HOLY HUMOUR
FINAL EXAMS
Two kids talking:
YEMISI: “Does your grandmother read the Bible?”
NGOZIE: “Sure does. Day and night.”
YEMISI: “But why does she read it so much?”
NGOZIE: “I guess she’s cramming for her finals.”
THINK ABOUT IT
A woman’s mind is cleaner than a man’s: She changes it more often.
Oliver Herford
IF
If I saw an Apple store get robbed… does that make me an iWitness?
DID YOU HEAR
“I went into a French restaurant and asked the waiter, ‘Have you got frog’s legs?’ He said, ‘Yes,’ so I said, ‘Well hop into the kitchen and get me a cheese sandwich.” Tommy Cooper
IGBO SENSE
An Igbo man having no child, no money, no home, a blind mother, prays to God. God was happy with his prayers and informs him in a vision that He will grant him only one wish.

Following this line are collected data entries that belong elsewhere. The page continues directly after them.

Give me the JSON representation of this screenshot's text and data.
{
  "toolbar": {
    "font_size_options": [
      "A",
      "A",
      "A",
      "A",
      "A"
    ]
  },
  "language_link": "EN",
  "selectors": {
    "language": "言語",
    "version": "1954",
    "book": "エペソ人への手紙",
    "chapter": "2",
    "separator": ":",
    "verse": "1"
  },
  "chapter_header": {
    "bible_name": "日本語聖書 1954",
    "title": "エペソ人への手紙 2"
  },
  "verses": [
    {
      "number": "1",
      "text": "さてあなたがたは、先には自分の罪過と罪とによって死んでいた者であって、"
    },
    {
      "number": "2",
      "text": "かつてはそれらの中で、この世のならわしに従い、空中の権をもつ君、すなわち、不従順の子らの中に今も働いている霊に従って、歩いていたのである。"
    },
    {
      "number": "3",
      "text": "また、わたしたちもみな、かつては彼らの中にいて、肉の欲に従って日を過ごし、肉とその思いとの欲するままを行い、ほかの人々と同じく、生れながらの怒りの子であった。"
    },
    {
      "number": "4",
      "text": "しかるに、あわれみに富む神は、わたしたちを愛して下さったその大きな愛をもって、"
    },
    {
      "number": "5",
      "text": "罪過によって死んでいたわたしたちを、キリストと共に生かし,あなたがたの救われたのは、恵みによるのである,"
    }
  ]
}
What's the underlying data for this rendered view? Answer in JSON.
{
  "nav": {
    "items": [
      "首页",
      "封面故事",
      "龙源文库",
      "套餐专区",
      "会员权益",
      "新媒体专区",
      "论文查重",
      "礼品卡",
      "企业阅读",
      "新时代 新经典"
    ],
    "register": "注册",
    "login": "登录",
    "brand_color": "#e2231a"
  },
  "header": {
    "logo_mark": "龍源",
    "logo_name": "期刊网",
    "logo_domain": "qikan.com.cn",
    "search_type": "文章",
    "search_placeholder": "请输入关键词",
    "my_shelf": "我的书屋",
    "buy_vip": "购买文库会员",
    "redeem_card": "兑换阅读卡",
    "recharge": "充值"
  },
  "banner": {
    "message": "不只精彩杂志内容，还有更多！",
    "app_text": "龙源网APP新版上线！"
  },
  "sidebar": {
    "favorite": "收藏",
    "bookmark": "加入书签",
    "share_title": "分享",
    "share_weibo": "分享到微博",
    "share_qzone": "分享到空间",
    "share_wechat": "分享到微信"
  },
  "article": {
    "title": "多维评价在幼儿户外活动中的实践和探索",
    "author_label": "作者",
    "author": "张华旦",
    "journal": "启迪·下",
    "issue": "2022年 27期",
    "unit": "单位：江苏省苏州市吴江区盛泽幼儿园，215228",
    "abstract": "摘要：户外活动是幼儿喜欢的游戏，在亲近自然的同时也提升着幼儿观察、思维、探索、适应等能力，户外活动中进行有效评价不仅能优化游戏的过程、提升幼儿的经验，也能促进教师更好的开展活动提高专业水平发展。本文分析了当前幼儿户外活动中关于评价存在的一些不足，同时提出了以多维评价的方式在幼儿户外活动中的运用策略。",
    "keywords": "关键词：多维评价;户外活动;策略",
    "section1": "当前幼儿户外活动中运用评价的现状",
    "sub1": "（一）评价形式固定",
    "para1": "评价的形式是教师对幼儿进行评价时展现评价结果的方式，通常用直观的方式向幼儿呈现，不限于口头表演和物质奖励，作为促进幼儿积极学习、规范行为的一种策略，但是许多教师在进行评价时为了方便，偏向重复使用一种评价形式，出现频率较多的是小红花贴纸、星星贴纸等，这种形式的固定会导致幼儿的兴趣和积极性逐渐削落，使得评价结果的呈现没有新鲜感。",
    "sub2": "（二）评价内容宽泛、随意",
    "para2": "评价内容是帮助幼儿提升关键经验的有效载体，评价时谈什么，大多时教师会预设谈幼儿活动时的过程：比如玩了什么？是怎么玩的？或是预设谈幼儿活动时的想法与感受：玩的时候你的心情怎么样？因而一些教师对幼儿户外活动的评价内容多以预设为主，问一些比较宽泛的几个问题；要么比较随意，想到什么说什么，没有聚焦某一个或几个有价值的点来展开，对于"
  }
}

Igbo man: Dear God, her is my one wish, I only want my mother to see my wife putting on ten million dollars worth of gold and diamond jewelry on my son in my Mercedes Benz car parked in our new mansion compound at Ikoyi in Lagos.
THE SUNDAY JOKE
O CHRIST!
A drunkard staggers out of a bar and ran into two priests. He ran up to them and says, “I’m Jesus Christ”.
The priests reply, “No son, you are not.”
The drunk says, “Look, I can prove it. Come with me.”
The priests walk back into the bar with him.
The bartender takes a look at d drunk and exclaims, “Jesus Christ! You are here again?